The object is to try to get there without violence. Armed revolutions, despite
what the history books often tell us, are tragic, ugly, frightening and sordid
affairs. Those who storm Bastilles, as the Polish dissident Adam Michnik wrote,
“unwittingly build new ones.” And once revolutions turn violent it becomes hard
to speak of victors and losers.
A revolution has been unleashed
across the globe. This revolution, a popular repudiation of the old order, is
where we should direct all our energy and commitment. If we do not topple the corporate elites the
ecosystem will be destroyed and massive numbers of human beings along with it.

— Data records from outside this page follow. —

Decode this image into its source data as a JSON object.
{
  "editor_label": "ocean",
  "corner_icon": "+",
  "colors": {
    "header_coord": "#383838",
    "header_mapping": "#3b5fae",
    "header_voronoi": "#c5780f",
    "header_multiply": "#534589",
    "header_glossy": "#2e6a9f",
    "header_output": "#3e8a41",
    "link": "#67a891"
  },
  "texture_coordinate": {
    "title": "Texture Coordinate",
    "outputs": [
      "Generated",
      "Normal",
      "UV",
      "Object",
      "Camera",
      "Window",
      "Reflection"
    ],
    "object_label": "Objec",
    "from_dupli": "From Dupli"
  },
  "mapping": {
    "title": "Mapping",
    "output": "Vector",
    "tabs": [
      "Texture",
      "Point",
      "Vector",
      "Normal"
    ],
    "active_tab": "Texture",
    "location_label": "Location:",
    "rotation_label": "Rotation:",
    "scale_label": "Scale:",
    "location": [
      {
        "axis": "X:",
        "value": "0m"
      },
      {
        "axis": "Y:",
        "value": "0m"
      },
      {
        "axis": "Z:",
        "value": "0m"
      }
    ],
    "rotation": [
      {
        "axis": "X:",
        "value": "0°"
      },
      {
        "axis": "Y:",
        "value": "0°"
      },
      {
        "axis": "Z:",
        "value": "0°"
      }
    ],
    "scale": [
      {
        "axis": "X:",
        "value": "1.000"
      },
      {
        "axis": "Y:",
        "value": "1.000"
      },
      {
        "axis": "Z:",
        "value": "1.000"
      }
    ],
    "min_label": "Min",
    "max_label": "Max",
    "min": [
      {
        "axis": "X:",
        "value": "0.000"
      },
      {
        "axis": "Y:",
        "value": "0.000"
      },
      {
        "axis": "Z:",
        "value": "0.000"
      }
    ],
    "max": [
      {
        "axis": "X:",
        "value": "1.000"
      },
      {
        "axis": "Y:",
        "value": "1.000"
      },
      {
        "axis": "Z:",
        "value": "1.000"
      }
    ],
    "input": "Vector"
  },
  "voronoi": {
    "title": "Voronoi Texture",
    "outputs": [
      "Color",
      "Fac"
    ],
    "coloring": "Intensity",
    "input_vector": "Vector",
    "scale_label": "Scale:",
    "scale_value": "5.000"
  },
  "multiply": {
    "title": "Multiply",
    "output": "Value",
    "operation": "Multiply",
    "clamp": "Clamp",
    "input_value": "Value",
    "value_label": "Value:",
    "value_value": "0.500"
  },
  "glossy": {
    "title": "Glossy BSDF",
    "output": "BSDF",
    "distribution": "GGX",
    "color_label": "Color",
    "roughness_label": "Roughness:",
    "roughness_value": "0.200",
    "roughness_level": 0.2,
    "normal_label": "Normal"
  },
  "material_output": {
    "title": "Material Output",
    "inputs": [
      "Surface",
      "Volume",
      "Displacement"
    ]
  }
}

The struggle will be long. There will be times when it will seem we are going
nowhere. Victory is not inevitable. But this is our best and only hope. The response
of the corporate state will ultimately determine the parameters and composition
of rebellion. I pray we replicate the 1989 nonviolent revolutions that
overthrew the communist regimes in Eastern Europe. But this is not in my hands
or yours. Go ahead and vote this November. But don’t waste any more time or
energy on the presidential election than it takes to get to your polling
station and pull a lever for a third-party candidate—just enough to register
your obstruction and defiance—and then get back out onto the street. That is
where the question of real power is being decided.